Une violence causée par des « pommes pourries » ?

Au premier abord, Seven Seconds semble avoir recours au cadre analytique de la responsabilité individuelle pour expliquer l’affaire. Le récit est en effet fondé sur la décision individuelle de Michael DiAngelo de ne pas appeler les secours et d’étouffer l’affaire. Grâce à son ascendant charismatique et à son autorité hiérarchique, il entraîne vers le pire tous les membres de son équipe. D’autre part, DiAngelo est un raciste convaincu. Il déclare à Jablonski, à propos de toutes les personnes noires auxquelles son unité a affaire quotidiennement : « Mais tu dois endurcir ton cœur devant ces putains d’animaux. Tu dois les voir pour ce qu’ils sont : des animaux. On n’est pas comme eux » [S1 E3][5].

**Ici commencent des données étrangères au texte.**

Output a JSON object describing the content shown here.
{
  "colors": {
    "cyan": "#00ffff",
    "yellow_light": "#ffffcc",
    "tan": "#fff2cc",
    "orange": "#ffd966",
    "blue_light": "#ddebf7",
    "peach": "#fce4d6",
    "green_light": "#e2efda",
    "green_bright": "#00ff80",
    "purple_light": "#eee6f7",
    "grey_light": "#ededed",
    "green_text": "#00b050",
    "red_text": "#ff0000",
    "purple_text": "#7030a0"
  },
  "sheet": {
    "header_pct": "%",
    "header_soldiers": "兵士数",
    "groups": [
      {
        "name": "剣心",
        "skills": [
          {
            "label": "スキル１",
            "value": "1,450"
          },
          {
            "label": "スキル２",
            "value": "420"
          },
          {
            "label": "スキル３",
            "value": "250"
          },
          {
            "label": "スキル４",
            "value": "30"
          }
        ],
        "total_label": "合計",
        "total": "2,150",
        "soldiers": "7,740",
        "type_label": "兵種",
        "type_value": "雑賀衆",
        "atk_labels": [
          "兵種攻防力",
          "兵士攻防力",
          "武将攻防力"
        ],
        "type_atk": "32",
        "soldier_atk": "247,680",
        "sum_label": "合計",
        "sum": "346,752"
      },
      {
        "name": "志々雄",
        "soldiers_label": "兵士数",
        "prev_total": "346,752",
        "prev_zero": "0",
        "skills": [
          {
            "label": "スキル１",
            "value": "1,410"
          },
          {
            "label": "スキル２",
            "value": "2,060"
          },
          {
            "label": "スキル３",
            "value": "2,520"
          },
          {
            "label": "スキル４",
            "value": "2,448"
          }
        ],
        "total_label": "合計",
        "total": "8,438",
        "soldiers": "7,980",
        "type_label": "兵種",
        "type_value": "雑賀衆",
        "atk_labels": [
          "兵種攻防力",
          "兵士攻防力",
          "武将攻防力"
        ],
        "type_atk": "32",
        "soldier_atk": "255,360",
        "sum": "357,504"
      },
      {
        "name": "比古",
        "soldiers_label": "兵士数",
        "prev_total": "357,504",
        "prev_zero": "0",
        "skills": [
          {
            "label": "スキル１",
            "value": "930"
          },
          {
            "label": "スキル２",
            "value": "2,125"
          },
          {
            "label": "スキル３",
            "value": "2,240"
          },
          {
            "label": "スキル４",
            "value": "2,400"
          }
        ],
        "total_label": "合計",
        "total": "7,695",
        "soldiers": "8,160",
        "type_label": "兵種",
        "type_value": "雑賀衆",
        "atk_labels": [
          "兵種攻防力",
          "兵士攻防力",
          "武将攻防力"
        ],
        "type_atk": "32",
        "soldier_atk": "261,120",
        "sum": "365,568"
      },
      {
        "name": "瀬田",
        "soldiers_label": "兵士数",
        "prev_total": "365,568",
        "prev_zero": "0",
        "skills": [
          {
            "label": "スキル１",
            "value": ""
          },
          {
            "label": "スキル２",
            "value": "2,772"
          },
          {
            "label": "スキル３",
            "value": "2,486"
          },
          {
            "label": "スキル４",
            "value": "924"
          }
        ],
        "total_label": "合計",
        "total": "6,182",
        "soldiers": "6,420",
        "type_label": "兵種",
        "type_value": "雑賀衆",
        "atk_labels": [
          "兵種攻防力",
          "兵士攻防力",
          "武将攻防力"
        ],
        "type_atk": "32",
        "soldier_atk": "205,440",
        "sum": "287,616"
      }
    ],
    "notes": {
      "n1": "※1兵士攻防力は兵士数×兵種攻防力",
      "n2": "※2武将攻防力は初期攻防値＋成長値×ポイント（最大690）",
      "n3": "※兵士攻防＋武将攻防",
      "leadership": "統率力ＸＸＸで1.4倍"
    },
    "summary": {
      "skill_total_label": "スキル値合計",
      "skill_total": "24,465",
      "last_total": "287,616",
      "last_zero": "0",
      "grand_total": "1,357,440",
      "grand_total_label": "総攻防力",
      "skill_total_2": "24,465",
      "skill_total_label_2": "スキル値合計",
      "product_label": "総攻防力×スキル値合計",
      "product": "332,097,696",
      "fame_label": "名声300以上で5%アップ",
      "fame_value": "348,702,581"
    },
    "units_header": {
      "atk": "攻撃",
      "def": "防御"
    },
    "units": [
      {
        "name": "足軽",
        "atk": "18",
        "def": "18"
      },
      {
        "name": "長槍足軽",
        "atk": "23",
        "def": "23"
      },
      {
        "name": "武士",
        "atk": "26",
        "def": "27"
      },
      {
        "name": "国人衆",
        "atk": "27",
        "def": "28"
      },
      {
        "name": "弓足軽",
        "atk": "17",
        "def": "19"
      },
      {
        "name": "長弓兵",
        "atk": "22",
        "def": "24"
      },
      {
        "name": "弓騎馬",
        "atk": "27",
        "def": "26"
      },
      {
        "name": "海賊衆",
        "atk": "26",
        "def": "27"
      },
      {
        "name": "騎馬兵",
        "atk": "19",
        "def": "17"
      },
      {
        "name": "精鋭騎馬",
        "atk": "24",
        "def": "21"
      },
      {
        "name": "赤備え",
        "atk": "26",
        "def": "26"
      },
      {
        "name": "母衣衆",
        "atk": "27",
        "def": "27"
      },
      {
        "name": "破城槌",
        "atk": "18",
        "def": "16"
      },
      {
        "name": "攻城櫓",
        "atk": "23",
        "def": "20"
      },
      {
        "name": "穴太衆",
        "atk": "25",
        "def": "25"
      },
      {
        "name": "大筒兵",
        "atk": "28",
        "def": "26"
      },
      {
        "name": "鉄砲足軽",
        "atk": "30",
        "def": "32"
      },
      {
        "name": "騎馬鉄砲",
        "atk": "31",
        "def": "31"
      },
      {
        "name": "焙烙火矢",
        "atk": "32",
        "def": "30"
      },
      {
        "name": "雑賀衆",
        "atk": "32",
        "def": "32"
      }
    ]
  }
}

La série souligne cette caractérisation négative en faisant de DiAngelo un flic ripoux qui trempe de longue date dans le trafic de drogue avec le gang africain-américain des Five Kings. Ces magouilles auxquelles participent les quatre membres de l’unité (y compris le nouveau, Jablonski, qui réclame sa « part », S1 E4) leur permettent d’arrondir leurs fins de mois et de se présenter comme l’unité d’élite (« star task force ») du district : ils réussissent à faire baisser les taux de criminalité en s’arrangeant avec les Five Kings pour organiser le trafic. La série dénonce ainsi implicitement la « politique du chiffre » imposée par les responsables politiques américain·es aux niveaux local et national (dans la série, nous suivons la réélection du procureur), et dont la pression sur les effectifs policiers pousse à la corruption et à la violence[6].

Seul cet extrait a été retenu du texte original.